Helmut SiekmannThe result of the referendum in the United Kingdom is a wakening call. All decision makers in the European Union and its member states are called to immediately embark on fundamental reforms of the constitution of the (remaining) Union. "Carry on as before" or "more of the same" are no convincing strategies. Above all, the widespread mechanism has to come to an end that politicians decide on measures on the European level and afterwards, when these are being implemented, they hold the "bad" bureaucrats in Brussels responsible for them. Also the media likes to blame "Brussels" for all negative outcomes while the great achievements of the European Union are nearly mentioned at all. Now, we need an open and – if necessary, controversal – discussion on how a future federal state on the European level should look like. In any case, it should dispose of a strong head which is capable to act while leaving the highest possible autonomy to countries and regions. Its bodies have to be directly democratically legitimized including elements of direct codetermination of the people in factual questions.

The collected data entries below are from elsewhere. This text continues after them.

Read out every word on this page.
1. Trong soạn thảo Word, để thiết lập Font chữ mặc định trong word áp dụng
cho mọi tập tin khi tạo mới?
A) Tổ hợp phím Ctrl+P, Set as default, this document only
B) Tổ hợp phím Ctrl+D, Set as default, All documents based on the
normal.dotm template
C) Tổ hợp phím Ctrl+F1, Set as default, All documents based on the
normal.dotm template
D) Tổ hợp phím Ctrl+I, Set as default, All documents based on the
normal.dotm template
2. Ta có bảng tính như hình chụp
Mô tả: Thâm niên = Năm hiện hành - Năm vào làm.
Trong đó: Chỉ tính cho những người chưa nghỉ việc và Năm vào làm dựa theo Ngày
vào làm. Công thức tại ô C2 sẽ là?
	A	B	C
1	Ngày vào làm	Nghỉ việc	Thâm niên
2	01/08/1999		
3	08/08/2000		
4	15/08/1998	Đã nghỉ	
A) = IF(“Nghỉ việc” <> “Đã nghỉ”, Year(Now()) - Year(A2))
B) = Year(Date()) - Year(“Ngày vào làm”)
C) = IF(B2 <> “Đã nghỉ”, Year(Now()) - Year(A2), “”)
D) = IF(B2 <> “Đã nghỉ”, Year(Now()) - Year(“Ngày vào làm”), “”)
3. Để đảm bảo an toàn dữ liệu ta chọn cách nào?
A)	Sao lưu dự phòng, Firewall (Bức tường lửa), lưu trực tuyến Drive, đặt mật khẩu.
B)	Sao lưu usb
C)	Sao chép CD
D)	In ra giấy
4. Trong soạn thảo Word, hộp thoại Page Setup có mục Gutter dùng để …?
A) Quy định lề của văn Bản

Helmut Siekmann is Professor of Money, Currency and Central Bank Law at the Institute for Monetary and Financial Stability.

Prof. Volker Wieland, Ph.D.

Volker WielandThe European Union without Britain would not be a European Union. It would lose a significant part of Europe and an essential cornerstone of the post-war European peace project. The narrow Brexit vote need not be a final decision on UK membership, but it is a wake-up call to all European partners and European leaders. There is room and there is time for second thoughts, new resolutions and making up. It would be a big mistake for the other members to react with childish disappointment: "If you want to leave us, go ahead." Rather, we have to acknowledge that many European citizens, not only in Britain, desire substantial sovereignty at the national level. The expression of national identity and the desire for self-determination cannot be satisfied with football competitions alone. Rather than mechanically calling for ever closer integration, and expecting every crisis to lead automatically to "more Europe" aka "more transfer of sovereignty to supra-national institutions", we need to think carefully about how to re-calibrate European institutions such that they achieve the right balance of supra-national powers and national sovereignty. For the euro area this means, for example, that we need to ensure that domestic fiscal sovereignty can coexist with a stable monetary union. 

Volker Wieland is Professor for Monetary Economics at the Institute for Monetary and Financial Stability.